Me desplazo por el espacio a casi trescientos mil kilómetros por segundo. Nada puede superarme.

Delante, detrás y a mi lado me acompañan millones de fotones del mismo origen y distinto final. Somos la luz blanca de una estrella.

En poco más de 8 minutos, en tiempo no relativista, llego a la superficie de la atmósfera terrestre.
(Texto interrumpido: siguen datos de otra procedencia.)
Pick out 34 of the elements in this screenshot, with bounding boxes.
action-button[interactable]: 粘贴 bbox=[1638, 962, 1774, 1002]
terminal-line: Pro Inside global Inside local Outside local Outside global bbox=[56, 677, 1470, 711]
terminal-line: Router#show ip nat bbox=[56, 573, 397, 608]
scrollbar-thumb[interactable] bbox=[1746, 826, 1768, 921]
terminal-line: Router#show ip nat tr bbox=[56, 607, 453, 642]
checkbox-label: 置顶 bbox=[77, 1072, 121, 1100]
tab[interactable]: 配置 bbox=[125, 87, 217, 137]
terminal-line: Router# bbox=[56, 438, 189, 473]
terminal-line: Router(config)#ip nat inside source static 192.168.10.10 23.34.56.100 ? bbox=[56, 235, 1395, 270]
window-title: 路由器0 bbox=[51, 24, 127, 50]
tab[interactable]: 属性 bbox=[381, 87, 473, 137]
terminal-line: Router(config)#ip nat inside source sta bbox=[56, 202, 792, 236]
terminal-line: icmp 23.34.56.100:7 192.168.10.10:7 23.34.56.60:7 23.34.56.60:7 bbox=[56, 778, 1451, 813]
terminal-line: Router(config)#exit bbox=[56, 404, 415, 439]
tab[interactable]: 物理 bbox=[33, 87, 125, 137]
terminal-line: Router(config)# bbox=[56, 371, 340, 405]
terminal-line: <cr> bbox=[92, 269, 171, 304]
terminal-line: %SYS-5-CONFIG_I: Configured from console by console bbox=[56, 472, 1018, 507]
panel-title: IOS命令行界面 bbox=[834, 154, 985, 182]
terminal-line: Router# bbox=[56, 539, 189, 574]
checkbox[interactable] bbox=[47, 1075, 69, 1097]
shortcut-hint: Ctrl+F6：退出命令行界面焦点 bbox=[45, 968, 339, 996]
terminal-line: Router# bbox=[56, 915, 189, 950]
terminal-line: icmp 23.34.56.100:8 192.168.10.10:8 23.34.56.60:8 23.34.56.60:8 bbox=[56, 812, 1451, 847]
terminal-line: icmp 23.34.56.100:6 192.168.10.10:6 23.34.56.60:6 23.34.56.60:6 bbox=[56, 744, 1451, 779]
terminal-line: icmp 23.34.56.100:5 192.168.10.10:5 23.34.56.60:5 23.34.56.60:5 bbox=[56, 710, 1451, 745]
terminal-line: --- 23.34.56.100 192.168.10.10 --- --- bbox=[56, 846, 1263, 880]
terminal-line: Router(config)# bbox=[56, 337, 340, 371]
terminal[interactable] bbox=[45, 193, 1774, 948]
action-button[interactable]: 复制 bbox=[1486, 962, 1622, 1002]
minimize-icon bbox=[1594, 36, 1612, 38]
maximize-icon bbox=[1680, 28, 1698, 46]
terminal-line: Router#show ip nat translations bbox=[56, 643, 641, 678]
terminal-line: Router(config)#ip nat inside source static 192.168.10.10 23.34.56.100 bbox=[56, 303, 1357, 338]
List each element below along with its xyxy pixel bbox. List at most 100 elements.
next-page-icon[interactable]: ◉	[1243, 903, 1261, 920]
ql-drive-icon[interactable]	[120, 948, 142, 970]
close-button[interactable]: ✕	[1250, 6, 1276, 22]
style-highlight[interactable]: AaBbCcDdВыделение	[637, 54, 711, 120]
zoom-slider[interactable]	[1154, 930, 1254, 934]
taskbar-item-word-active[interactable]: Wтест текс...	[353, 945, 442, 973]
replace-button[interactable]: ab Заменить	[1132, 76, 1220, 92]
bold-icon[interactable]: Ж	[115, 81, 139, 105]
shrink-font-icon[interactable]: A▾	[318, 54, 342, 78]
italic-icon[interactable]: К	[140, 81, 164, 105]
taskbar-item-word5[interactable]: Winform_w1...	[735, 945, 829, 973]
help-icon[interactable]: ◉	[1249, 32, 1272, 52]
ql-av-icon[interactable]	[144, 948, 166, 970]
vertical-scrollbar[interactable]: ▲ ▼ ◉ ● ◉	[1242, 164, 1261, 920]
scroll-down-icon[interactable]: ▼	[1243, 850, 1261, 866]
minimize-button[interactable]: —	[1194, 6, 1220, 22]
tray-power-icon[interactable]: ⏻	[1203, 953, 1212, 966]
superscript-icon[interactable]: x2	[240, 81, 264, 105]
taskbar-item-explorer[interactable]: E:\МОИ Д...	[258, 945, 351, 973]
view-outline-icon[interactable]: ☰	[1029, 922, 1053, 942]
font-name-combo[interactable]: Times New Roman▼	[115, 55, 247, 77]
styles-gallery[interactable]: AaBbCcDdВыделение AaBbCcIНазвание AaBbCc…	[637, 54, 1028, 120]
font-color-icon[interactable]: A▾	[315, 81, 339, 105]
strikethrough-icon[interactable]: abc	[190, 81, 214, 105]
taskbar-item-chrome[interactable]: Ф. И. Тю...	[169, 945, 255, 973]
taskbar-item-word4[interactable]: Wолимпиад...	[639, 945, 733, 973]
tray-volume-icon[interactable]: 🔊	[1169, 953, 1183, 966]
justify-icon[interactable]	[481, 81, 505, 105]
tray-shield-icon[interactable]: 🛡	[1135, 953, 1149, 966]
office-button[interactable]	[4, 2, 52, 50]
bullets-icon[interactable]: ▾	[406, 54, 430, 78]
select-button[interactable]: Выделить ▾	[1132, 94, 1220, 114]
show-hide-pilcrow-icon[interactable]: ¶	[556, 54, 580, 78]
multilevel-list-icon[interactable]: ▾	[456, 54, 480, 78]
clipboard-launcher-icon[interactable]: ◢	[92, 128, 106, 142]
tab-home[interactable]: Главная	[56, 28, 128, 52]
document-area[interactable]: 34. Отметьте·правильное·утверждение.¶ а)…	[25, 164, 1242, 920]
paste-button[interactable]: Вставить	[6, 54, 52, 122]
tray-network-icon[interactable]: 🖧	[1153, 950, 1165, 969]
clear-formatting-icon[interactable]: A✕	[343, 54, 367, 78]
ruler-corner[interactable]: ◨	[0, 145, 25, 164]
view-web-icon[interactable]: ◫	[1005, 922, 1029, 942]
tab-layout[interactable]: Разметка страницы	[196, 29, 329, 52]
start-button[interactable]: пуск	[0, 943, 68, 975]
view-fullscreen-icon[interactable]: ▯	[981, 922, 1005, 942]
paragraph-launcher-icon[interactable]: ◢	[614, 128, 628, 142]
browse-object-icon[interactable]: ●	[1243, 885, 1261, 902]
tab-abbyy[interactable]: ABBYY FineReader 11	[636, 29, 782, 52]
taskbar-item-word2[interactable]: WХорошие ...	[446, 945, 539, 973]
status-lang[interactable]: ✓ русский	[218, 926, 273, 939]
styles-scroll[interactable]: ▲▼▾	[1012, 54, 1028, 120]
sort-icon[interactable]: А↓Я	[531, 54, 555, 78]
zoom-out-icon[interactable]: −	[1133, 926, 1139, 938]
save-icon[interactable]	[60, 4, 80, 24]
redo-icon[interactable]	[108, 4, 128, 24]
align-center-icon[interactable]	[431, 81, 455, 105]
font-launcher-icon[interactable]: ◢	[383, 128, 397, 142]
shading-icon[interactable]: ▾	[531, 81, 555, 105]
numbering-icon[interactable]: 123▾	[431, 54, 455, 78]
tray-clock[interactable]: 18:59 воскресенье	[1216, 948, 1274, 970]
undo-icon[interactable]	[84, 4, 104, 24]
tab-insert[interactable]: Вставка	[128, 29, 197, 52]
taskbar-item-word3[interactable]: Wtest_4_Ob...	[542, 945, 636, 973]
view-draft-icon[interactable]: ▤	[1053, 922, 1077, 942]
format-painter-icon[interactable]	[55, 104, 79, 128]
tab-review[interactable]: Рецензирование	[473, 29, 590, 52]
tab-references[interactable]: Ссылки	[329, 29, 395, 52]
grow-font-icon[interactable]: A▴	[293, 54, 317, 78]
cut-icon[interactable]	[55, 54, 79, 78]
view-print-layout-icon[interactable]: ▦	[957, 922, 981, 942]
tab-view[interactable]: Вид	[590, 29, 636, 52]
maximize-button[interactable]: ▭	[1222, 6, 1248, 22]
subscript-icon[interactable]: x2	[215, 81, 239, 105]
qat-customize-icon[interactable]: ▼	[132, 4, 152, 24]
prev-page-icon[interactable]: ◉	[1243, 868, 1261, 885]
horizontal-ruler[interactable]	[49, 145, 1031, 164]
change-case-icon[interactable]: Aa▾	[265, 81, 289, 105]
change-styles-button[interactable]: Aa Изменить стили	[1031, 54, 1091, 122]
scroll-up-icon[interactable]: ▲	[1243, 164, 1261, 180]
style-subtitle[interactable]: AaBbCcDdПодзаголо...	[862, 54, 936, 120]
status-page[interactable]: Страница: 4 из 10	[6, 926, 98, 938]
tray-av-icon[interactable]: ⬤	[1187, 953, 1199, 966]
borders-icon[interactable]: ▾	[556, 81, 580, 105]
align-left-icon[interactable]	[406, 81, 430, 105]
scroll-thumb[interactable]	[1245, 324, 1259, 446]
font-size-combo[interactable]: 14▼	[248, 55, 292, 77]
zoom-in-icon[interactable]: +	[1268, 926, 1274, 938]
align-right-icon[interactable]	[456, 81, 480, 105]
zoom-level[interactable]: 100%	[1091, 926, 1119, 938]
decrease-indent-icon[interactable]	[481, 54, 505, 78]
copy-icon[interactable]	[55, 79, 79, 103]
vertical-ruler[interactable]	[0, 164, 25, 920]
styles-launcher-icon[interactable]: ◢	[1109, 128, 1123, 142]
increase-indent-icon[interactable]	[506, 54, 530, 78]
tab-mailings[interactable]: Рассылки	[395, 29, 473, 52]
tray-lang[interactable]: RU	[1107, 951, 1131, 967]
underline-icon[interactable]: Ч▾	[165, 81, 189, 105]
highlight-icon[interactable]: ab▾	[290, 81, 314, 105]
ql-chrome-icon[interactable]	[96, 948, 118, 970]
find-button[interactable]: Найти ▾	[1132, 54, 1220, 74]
Empiezo a colisionar con los electrones externos de infinidad de átomos de oxígeno y nitrógeno. Son los gases más abundantes del aire. En cada impacto, se disipa una fracción de mi energía al irse dispersando las distintas frecuencias que conforman mi espectro. Primero, pierdo las más energéticas, las violetas, luego las azules y las verdes. Les siguen otras de menor frecuencia, las amarillas y las naranjas.

Es la hora dorada de un día de invierno. Comienza la puesta de sol. Llego, como fotón rojizo, al ojo de alguien que está viendo la escena. Transfiero mi energía a los compuestos fotosensibles de uno de los tres tipos de conos de su retina. Dejo de existir como fotón.

En la región sináptica del cono que me ha aniquilado, me sucede una molécula química a la que se suman las generadas por los otros 6 millones de células sensibles al color y las más de 100 millones adaptadas a la visión escotópica. Juntas generamos un enorme caudal de impulsos nerviosos que llegan, a la corteza visual, a más de 400 kilómetros por hora, a través del nervio óptico.

Ese torrente incesante de impulsos interactúa con cientos de miles de neuronas que facultan al observador ver, interpretar, reconocer y ser consciente de esa majestuosa puesta de sol.

Es tal la magnitud de ese estímulo visual que magnifica el efecto de los neurotransmisores entre neuronas de distintas regiones cerebrales. Brotan la euforia y la alegría.

Llega el crepúsculo astronómico. Cesa la interacción entre fotones solares y neuronas. Acaba el amor por esa puesta de sol.

Toma el relevo la Luna. Otro observador tiene acromatopsia. No puede distinguir los colores, pero también afloran en él esas emociones. Ve mejor en la oscuridad.